Huntingdon Count Starts Late
Counting Huntingdon constituency’s votes in the farcical 2010 General Election has just started, reports the BBC.
The polls closed at 10pm last night, with two seats in Sunderland declaring within the first hour.
Huntingdon’s count, however, did not start until 9.08am. “We started counting this morning,” said returning officer Dean Dexter, “because we thought it was important for Gdangly to have a nap.”
Indeed, the incumbent MP was so adament that he needed at least twelve hours’ hibernation that it is rumoured he locked the doors and hissed at everyone until they got scared and went away.
“Channel 4 likened Cameron last night to a big evil lizard,” said Dexter, “but in actual fact Gdangly is closely related to the Kimodo Dragon. We didn’t really want to fuck with him – at one point he dislocated his jaw to show that he could easily eat three of us in one go.”

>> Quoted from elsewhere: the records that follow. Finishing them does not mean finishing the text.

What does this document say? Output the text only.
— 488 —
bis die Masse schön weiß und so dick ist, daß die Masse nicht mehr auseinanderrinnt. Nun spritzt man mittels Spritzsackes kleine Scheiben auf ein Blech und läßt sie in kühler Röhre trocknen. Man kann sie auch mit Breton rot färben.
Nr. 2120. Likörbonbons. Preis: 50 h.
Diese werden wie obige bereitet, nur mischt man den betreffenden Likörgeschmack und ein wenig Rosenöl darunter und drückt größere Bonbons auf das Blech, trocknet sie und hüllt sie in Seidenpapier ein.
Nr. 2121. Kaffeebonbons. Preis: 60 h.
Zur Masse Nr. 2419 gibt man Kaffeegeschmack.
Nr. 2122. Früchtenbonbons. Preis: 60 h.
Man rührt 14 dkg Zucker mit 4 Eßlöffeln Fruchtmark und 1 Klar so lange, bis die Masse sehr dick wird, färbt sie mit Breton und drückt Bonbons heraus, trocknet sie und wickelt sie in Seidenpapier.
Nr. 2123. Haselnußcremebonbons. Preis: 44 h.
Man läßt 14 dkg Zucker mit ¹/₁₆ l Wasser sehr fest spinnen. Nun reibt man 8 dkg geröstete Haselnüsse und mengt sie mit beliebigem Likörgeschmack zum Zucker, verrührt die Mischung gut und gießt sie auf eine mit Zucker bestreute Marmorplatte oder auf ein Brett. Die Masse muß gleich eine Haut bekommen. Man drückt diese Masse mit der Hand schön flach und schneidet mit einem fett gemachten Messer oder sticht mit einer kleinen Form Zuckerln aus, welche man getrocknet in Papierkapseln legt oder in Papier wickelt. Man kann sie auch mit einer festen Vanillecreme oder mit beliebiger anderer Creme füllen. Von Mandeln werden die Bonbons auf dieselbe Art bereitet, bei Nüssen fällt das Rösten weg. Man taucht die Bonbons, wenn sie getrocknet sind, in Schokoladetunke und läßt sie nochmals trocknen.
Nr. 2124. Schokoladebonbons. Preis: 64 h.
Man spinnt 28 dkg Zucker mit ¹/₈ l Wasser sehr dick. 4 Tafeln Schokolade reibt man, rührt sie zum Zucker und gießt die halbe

“It doesn’t really matter when we declare,” said counter Betty Huxley, 63. “Thaty Gdangly boy’ll probably win, but the way things are going he still won’t be in the leading party.”
A hung parliament looks almost certain this morning, with the Conservatives on 289 seats, Labour on 245 and Lib Dems on just 51, having lost six. “Really, I think we should be allowed to have a go at running this piss-poor constituency,” said bakery mascot Marvin Land. “If we win then our party can get together with Labour and form a Government, and really just wind the Tories up. Like, they won, but they didn’t…”
Gordon Brown last night was looking smug. “I’m not surprised,” said David Thimble of the BBC. “He may have lost but not by much.” Brown was last seen winking at David Cameron in a predatory fashion with his strong eye.